Ever since Moses climbed up Mount Sinai, the Torah had been exposing the order of the world to us. We have been told, in excruciating detail, how to behave. We know what to wear, what to build, what to eat, and how to cook it. The raw, terrifying power of God, the creator and the destroyer, had seemed to be tamed. Just so long as we dotted our i’s, crossed our t’s, and refrained from making golden calves, it seemed we should be able to live happily ever after with God in our midst.
The story of Nadav and Avihu destroys that notion. The Torah had not been exposing the order of the world, but rather imposing order onto the world and onto God. But God cannot be fully contained or fully understood. The world will not make sense if we just do everything right. Sometimes, really horrible things happen.

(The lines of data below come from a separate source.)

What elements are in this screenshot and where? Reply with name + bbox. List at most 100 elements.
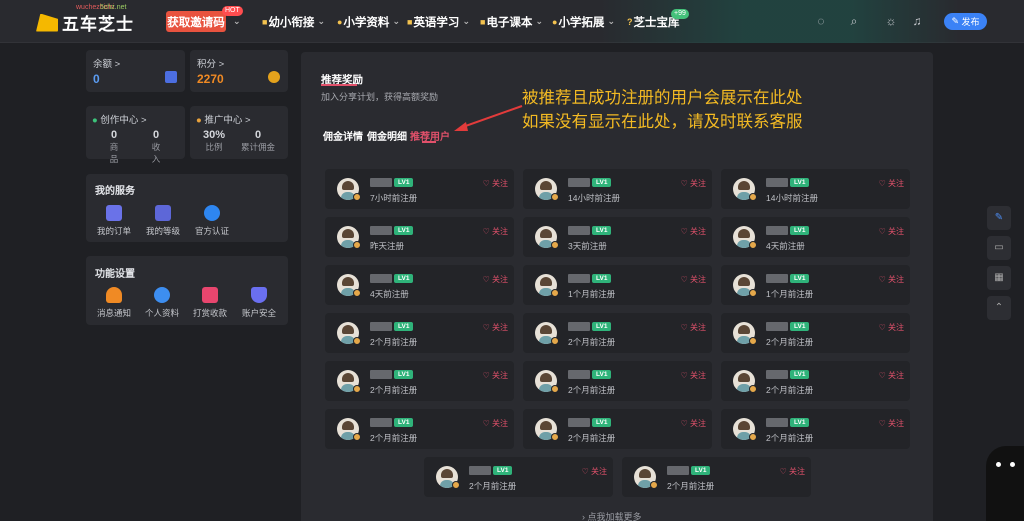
level-badge: LV1: [790, 178, 810, 187]
follow-button[interactable]: ♡ 关注: [879, 226, 904, 237]
referred-user-card[interactable]: LV1 1个月前注册 ♡ 关注: [721, 265, 910, 305]
search-icon[interactable]: ⌕: [847, 14, 861, 28]
follow-button[interactable]: ♡ 关注: [483, 418, 508, 429]
follow-button[interactable]: ♡ 关注: [879, 274, 904, 285]
cheese-logo-icon: [36, 13, 58, 32]
tab-commission-details[interactable]: 佣金详情: [323, 128, 363, 143]
nav-item-3[interactable]: ■ 电子课本 ⌄: [480, 0, 543, 43]
balance-card[interactable]: 余额 > 0: [86, 50, 185, 92]
follow-button[interactable]: ♡ 关注: [681, 178, 706, 189]
nav-item-0[interactable]: ■ 幼小衔接 ⌄: [262, 0, 325, 43]
services-title: 我的服务: [95, 186, 135, 197]
level-badge: LV1: [790, 418, 810, 427]
notifications-button[interactable]: 消息通知: [89, 287, 139, 319]
nav-item-1[interactable]: ● 小学资料 ⌄: [337, 0, 400, 43]
promotion-center-card[interactable]: ● 推广中心 > 30% 比例 0 累计佣金: [190, 106, 288, 159]
follow-button[interactable]: ♡ 关注: [483, 274, 508, 285]
follow-button[interactable]: ♡ 关注: [681, 226, 706, 237]
tip-payment-button[interactable]: 打赏收款: [185, 287, 235, 319]
annotation-arrow: [454, 105, 523, 131]
profile-button[interactable]: 个人资料: [137, 287, 187, 319]
blurred-username: [766, 226, 788, 235]
referred-user-card[interactable]: LV1 2个月前注册 ♡ 关注: [721, 361, 910, 401]
level-badge: LV1: [790, 370, 810, 379]
settings-card: 功能设置 消息通知 个人资料 打赏收款 账户安全: [86, 256, 288, 325]
nav-dropdown-invite[interactable]: ⌄: [230, 0, 241, 43]
follow-button[interactable]: ♡ 关注: [879, 322, 904, 333]
promotion-icon: ●: [196, 115, 202, 126]
referred-user-card[interactable]: LV1 3天前注册 ♡ 关注: [523, 217, 712, 257]
nav-item-2[interactable]: ■ 英语学习 ⌄: [407, 0, 470, 43]
referred-user-card[interactable]: LV1 昨天注册 ♡ 关注: [325, 217, 514, 257]
load-more-link[interactable]: › 点我加载更多: [582, 510, 642, 521]
follow-button[interactable]: ♡ 关注: [582, 466, 607, 477]
tab-commission-list[interactable]: 佣金明细: [367, 128, 407, 143]
register-time: 2个月前注册: [766, 433, 814, 443]
publish-button[interactable]: ✎ 发布: [944, 13, 987, 30]
referred-user-card[interactable]: LV1 7小时前注册 ♡ 关注: [325, 169, 514, 209]
register-time: 2个月前注册: [667, 481, 715, 491]
official-verify-button[interactable]: 官方认证: [187, 205, 237, 237]
referred-user-card[interactable]: LV1 2个月前注册 ♡ 关注: [523, 361, 712, 401]
tag-tool-icon[interactable]: ✎: [987, 206, 1011, 230]
level-badge: LV1: [790, 274, 810, 283]
nav-dot-icon: ■: [407, 16, 413, 27]
register-time: 2个月前注册: [370, 433, 418, 443]
points-label: 积分 >: [197, 59, 225, 70]
bell-icon[interactable]: ♫: [910, 14, 924, 28]
my-orders-button[interactable]: 我的订单: [89, 205, 139, 237]
follow-button[interactable]: ♡ 关注: [681, 274, 706, 285]
referred-user-card[interactable]: LV1 2个月前注册 ♡ 关注: [325, 409, 514, 449]
qrcode-tool-icon[interactable]: ▦: [987, 266, 1011, 290]
follow-button[interactable]: ♡ 关注: [681, 322, 706, 333]
nav-dot-icon: ?: [627, 16, 633, 27]
points-card[interactable]: 积分 > 2270: [190, 50, 288, 92]
comment-tool-icon[interactable]: ▭: [987, 236, 1011, 260]
referred-user-card[interactable]: LV1 2个月前注册 ♡ 关注: [721, 313, 910, 353]
referred-user-card[interactable]: LV1 4天前注册 ♡ 关注: [721, 217, 910, 257]
count-badge: +99: [671, 9, 689, 19]
blurred-username: [370, 226, 392, 235]
avatar-badge-icon: [353, 241, 361, 249]
referred-user-card[interactable]: LV1 2个月前注册 ♡ 关注: [424, 457, 613, 497]
referred-user-card[interactable]: LV1 1个月前注册 ♡ 关注: [523, 265, 712, 305]
register-time: 2个月前注册: [568, 385, 616, 395]
blurred-username: [370, 418, 392, 427]
referred-user-card[interactable]: LV1 2个月前注册 ♡ 关注: [622, 457, 811, 497]
referred-user-card[interactable]: LV1 2个月前注册 ♡ 关注: [721, 409, 910, 449]
site-logo[interactable]: 五车芝士 wuchezhishi 5chz.net: [36, 4, 134, 35]
follow-button[interactable]: ♡ 关注: [681, 370, 706, 381]
nav-item-4[interactable]: ● 小学拓展 ⌄: [552, 0, 615, 43]
referred-user-card[interactable]: LV1 4天前注册 ♡ 关注: [325, 265, 514, 305]
blurred-username: [568, 418, 590, 427]
invite-code-button[interactable]: 获取邀请码: [166, 11, 226, 32]
account-security-button[interactable]: 账户安全: [234, 287, 284, 319]
follow-button[interactable]: ♡ 关注: [879, 178, 904, 189]
follow-button[interactable]: ♡ 关注: [483, 322, 508, 333]
user-icon: [154, 287, 170, 303]
nav-dot-icon: ■: [262, 16, 268, 27]
follow-button[interactable]: ♡ 关注: [483, 370, 508, 381]
cat-mascot-icon: [986, 446, 1024, 521]
referred-user-card[interactable]: LV1 2个月前注册 ♡ 关注: [523, 313, 712, 353]
referred-user-card[interactable]: LV1 2个月前注册 ♡ 关注: [325, 313, 514, 353]
referred-user-card[interactable]: LV1 2个月前注册 ♡ 关注: [325, 361, 514, 401]
follow-button[interactable]: ♡ 关注: [483, 178, 508, 189]
sun-icon[interactable]: ☼: [884, 14, 898, 28]
follow-button[interactable]: ♡ 关注: [483, 226, 508, 237]
follow-button[interactable]: ♡ 关注: [879, 418, 904, 429]
referred-user-card[interactable]: LV1 14小时前注册 ♡ 关注: [523, 169, 712, 209]
my-level-button[interactable]: 我的等级: [138, 205, 188, 237]
blurred-username: [766, 178, 788, 187]
back-to-top-icon[interactable]: ⌃: [987, 296, 1011, 320]
follow-button[interactable]: ♡ 关注: [879, 370, 904, 381]
referred-user-card[interactable]: LV1 2个月前注册 ♡ 关注: [523, 409, 712, 449]
nav-item-5[interactable]: ? 芝士宝库: [627, 0, 680, 43]
verified-icon: [204, 205, 220, 221]
referred-user-card[interactable]: LV1 14小时前注册 ♡ 关注: [721, 169, 910, 209]
creation-center-card[interactable]: ● 创作中心 > 0 商品 0 收入: [86, 106, 185, 164]
follow-button[interactable]: ♡ 关注: [681, 418, 706, 429]
chevron-down-icon: ⌄: [233, 16, 241, 26]
follow-button[interactable]: ♡ 关注: [780, 466, 805, 477]
bulb-icon[interactable]: ◌: [814, 14, 828, 28]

When they do, we do not remain silent. We demand answers, explanations, order. We want the world to make sense and so we make sense of it. As Ed Greenstein writes, “most readers view the death of Nadav and Avihu as an effect and look for a cause.” Surely, Nadav and Avihu must have done something wrong. After all, the fire was strange or foreign fire. Or perhaps this is a delayed punishment for Aaron’s formation of the Golden Calf. Or perhaps we are supposed to learn not to get drunk.
Once we have finished crying out to God for the burning, we cry out to ourselves. We change that which we can change. We blame those who must listen to us casting blame on them. We see error in our own ways because, at least, our own ways are our own. We have control over them and can modify them. We want to believe we can prevent such a burning from happening again.